The Taussig Collection: Women’s Rights

January 15, 2014

One of the Library’s notable Taussig acquisitions is the first work devoted to the laws and rights of women in English law, and the only edition of that work. Published anonymously in 1632, The Lawes Resolutions of Womens Rights, or, The Lawes Provision for Woemen has sometimes—though inconclusively—been attributed to Sir John Doddridge (1555-1628), the Renaissance jurist, antiquarian and Justice of the King’s Bench. The editor of the work, signed as T.E. and sometimes associated with a “Thomas Edgar,” pleads ignorance about the identity of the original compiler, but notes that he has added cases and corrected mistakes. The role of T.E. in organizing the work may have been substantial, yet its genesis remains something of a puzzle.
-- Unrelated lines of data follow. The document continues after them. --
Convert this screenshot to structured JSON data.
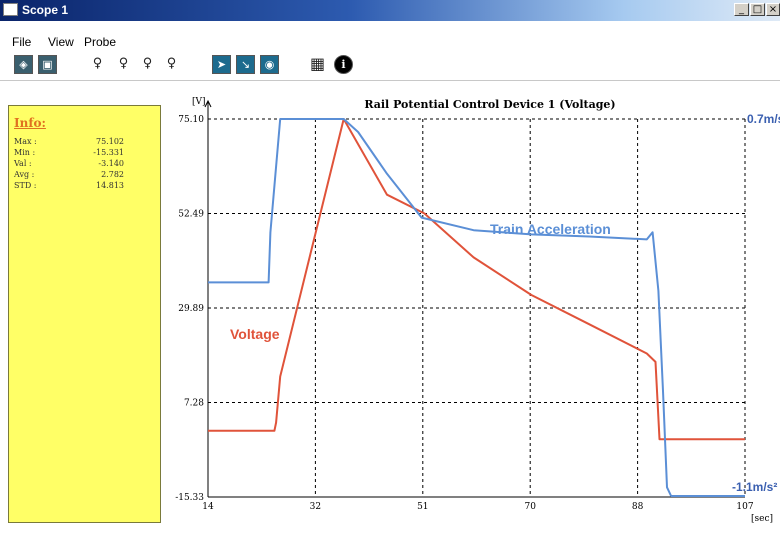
{
  "window": {
    "title": "Scope 1",
    "minimize": "_",
    "maximize": "□",
    "close": "×"
  },
  "menu": [
    "File",
    "View",
    "Probe"
  ],
  "toolbar": {
    "buttons": [
      {
        "icon": "scope-layout-icon",
        "glyph": "◈"
      },
      {
        "icon": "display-icon",
        "glyph": "▣"
      },
      {
        "icon": "probe-icon",
        "glyph": "♀"
      },
      {
        "icon": "probe-x-icon",
        "glyph": "♀"
      },
      {
        "icon": "probe-multi-icon",
        "glyph": "♀"
      },
      {
        "icon": "probe-remove-icon",
        "glyph": "♀"
      },
      {
        "icon": "select-arrow-icon",
        "glyph": "➤"
      },
      {
        "icon": "measure-arrow-icon",
        "glyph": "↘"
      },
      {
        "icon": "view-eye-icon",
        "glyph": "◉"
      },
      {
        "icon": "grid-icon",
        "glyph": "▦"
      },
      {
        "icon": "info-icon",
        "glyph": "i"
      }
    ]
  },
  "info": {
    "title": "Info:",
    "rows": [
      {
        "label": "Max :",
        "value": "75.102"
      },
      {
        "label": "Min :",
        "value": "-15.331"
      },
      {
        "label": "Val :",
        "value": "-3.140"
      },
      {
        "label": "Avg :",
        "value": "2.782"
      },
      {
        "label": "STD :",
        "value": "14.813"
      }
    ]
  },
  "chart_data": {
    "type": "line",
    "title": "Rail Potential Control Device 1  (Voltage)",
    "ylabel": "[V]",
    "xlabel": "[sec]",
    "xlim": [
      14,
      107
    ],
    "ylim": [
      -15.33,
      75.1
    ],
    "x_ticks": [
      "14",
      "32",
      "51",
      "70",
      "88",
      "107"
    ],
    "x_tick_values": [
      14,
      32.6,
      51.2,
      69.8,
      88.4,
      107
    ],
    "y_ticks": [
      "75.10",
      "52.49",
      "29.89",
      "7.28",
      "-15.33"
    ],
    "y_tick_values": [
      75.1,
      52.49,
      29.89,
      7.28,
      -15.33
    ],
    "grid": true,
    "right_axis_labels": {
      "top": "0.7m/s²",
      "bottom": "-1.1m/s²"
    },
    "series": [
      {
        "name": "Voltage",
        "color": "#e0533a",
        "x": [
          14,
          25.5,
          25.8,
          26.5,
          37.5,
          45,
          51.5,
          60,
          70,
          80,
          90,
          91.5,
          92.2,
          100,
          107
        ],
        "y": [
          0.5,
          0.5,
          2.5,
          13.5,
          75.1,
          57,
          52.5,
          42,
          33,
          26,
          19,
          17,
          -1.5,
          -1.5,
          -1.5
        ]
      },
      {
        "name": "Train Acceleration",
        "color": "#5b8fd6",
        "x": [
          14,
          24.5,
          24.8,
          26.5,
          37.5,
          40,
          45,
          51,
          60,
          70,
          80,
          90,
          91,
          92,
          92.8,
          93.5,
          94.2,
          96,
          107
        ],
        "y": [
          36,
          36,
          48,
          75.1,
          75.1,
          72,
          62,
          51.5,
          48.5,
          47.5,
          47,
          46.3,
          48,
          34,
          10,
          -13,
          -15.1,
          -15.1,
          -15.1
        ]
      }
    ]
  }
}
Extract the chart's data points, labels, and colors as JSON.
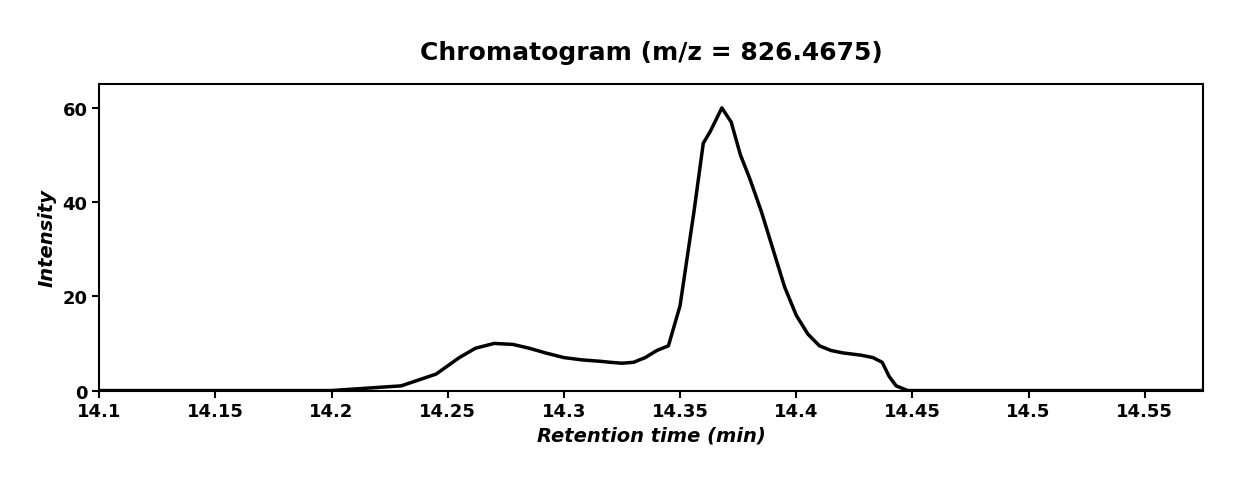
{
  "title": "Chromatogram (m/z = 826.4675)",
  "xlabel": "Retention time (min)",
  "ylabel": "Intensity",
  "xlim": [
    14.1,
    14.575
  ],
  "ylim": [
    0,
    65
  ],
  "xticks": [
    14.1,
    14.15,
    14.2,
    14.25,
    14.3,
    14.35,
    14.4,
    14.45,
    14.5,
    14.55
  ],
  "xtick_labels": [
    "14.1",
    "14.15",
    "14.2",
    "14.25",
    "14.3",
    "14.35",
    "14.4",
    "14.45",
    "14.5",
    "14.55"
  ],
  "yticks": [
    0,
    20,
    40,
    60
  ],
  "ytick_labels": [
    "0",
    "20",
    "40",
    "60"
  ],
  "line_color": "#000000",
  "line_width": 2.5,
  "background_color": "#ffffff",
  "title_fontsize": 18,
  "label_fontsize": 14,
  "tick_fontsize": 13,
  "x": [
    14.1,
    14.2,
    14.23,
    14.245,
    14.255,
    14.262,
    14.27,
    14.278,
    14.285,
    14.292,
    14.3,
    14.308,
    14.316,
    14.32,
    14.325,
    14.33,
    14.335,
    14.34,
    14.345,
    14.35,
    14.353,
    14.356,
    14.36,
    14.363,
    14.365,
    14.368,
    14.372,
    14.376,
    14.38,
    14.385,
    14.39,
    14.395,
    14.4,
    14.405,
    14.41,
    14.415,
    14.42,
    14.428,
    14.433,
    14.437,
    14.44,
    14.443,
    14.448,
    14.46,
    14.5,
    14.55,
    14.575
  ],
  "y": [
    0.0,
    0.0,
    1.0,
    3.5,
    7.0,
    9.0,
    10.0,
    9.8,
    9.0,
    8.0,
    7.0,
    6.5,
    6.2,
    6.0,
    5.8,
    6.0,
    7.0,
    8.5,
    9.5,
    18.0,
    28.0,
    38.0,
    52.5,
    55.0,
    57.0,
    60.0,
    57.0,
    50.0,
    45.0,
    38.0,
    30.0,
    22.0,
    16.0,
    12.0,
    9.5,
    8.5,
    8.0,
    7.5,
    7.0,
    6.0,
    3.0,
    1.0,
    0.0,
    0.0,
    0.0,
    0.0,
    0.0
  ]
}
Whatever the circumstances leading to publication, the writer(s) justified their work with a literary flair usually absent from law books.  As part of a brief conceit, the preface asks: “It’s enough, if what was before, be now so changed by Method and Application, that it shewes as new, and becomes more ready for Use…Why then should this Booke blush to shew it selfe?” Later the preface assures that the aim of the work is “A publique Advantage and peculiar Service to that Sexe generally beloved, and by the Author had in venerable estimation.”


Although The Lawes Resolutions does not advocate for women’s rights in a modern sense, it does represent a broad repertory of contemporary law.  The work draws together the “statutes and customs, with the Cases, Opinions and Arguments” which pertained in common law to women in the period. The five books cover the rights of an unmarried woman, or feme sole, the laws of marriage, the rights of widows and the ability to plead in court.  The work makes no apology for coverture, under which a woman’s legal status was subsumed to that of her husband during marriage, but also treats the wider legal capacity which women enjoyed as widows in common law.  A humorous side is shown again in the prefaces to the chapters, with such advice as “why mourn you so [young widows]…now you be free in libertie,” and in warnings against feckless suitors and heirs.  The work offers interesting insight into the legal status of women in early modern England, and is a wonderful addition to the Library’s holdings.

The Taussig acquisitions were funded in large part by a generous grant from Yale Law School’s Oscar M. Ruebhausen Fund.